Waldron nodded, as he drew leisurely on his cigar.
"Practical to a degree," he answered. "That is, until the poor begin to gasp for breath. But what then?"
"By the time the outer atmosphere really begins to show the effect of withdrawing a considerable percentage of the oxygen," Flint answered, "we will have our pocket respirators on the market. Well-to-do people will as soon think of going out without their shoes, as they will with their respirators. No, there won't be any visible tubes or attachments, Wally. Nothing of that kind. Only, each person will carry a properly insulated cake of solidified oxygen that will evaporate through the special apparatus and surround him with a normally rich atmosphere. And—"

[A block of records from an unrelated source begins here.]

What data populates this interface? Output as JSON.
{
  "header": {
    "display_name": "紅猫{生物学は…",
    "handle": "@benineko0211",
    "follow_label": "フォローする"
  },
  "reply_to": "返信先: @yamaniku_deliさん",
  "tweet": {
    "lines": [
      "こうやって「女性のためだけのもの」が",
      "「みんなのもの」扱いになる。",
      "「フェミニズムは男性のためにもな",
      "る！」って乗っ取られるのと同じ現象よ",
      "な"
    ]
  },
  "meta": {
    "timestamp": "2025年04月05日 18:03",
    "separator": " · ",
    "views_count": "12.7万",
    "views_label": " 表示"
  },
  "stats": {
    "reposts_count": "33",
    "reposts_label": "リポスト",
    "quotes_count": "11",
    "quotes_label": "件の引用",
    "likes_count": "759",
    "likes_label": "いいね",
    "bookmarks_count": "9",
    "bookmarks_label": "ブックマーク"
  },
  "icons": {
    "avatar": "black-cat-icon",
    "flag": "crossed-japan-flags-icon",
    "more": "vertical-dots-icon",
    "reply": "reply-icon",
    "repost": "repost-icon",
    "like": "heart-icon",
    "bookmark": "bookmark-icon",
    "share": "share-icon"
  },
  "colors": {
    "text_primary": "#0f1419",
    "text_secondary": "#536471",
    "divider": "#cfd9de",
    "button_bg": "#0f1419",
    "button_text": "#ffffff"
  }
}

"Yes, but the poor? The workers? What of them?"
"Devil take them, if it comes to that!" retorted Flint, with some heat. "Who ever gives them any serious attention, as it is? Who bothers about their health? They eat and drink and breathe the leavings, anyhow—eat the cheapest and most adulterated food, drink the vilest slop and breathe the most vitiated slum air. Nobody cares, except perhaps those crazy Socialists that once in a while get up on the street-corner and howl about the rights of man and all that rubbish! Working-class? What do I care about the cattle? Let them die, if they want to! D'you suppose, for one minute, I'm going to limit or delay this big innovation, because there's a working-class that may suffer?"
"They'll do more than suffer, Flint, if you seriously depreciate the atmosphere. They'll die!"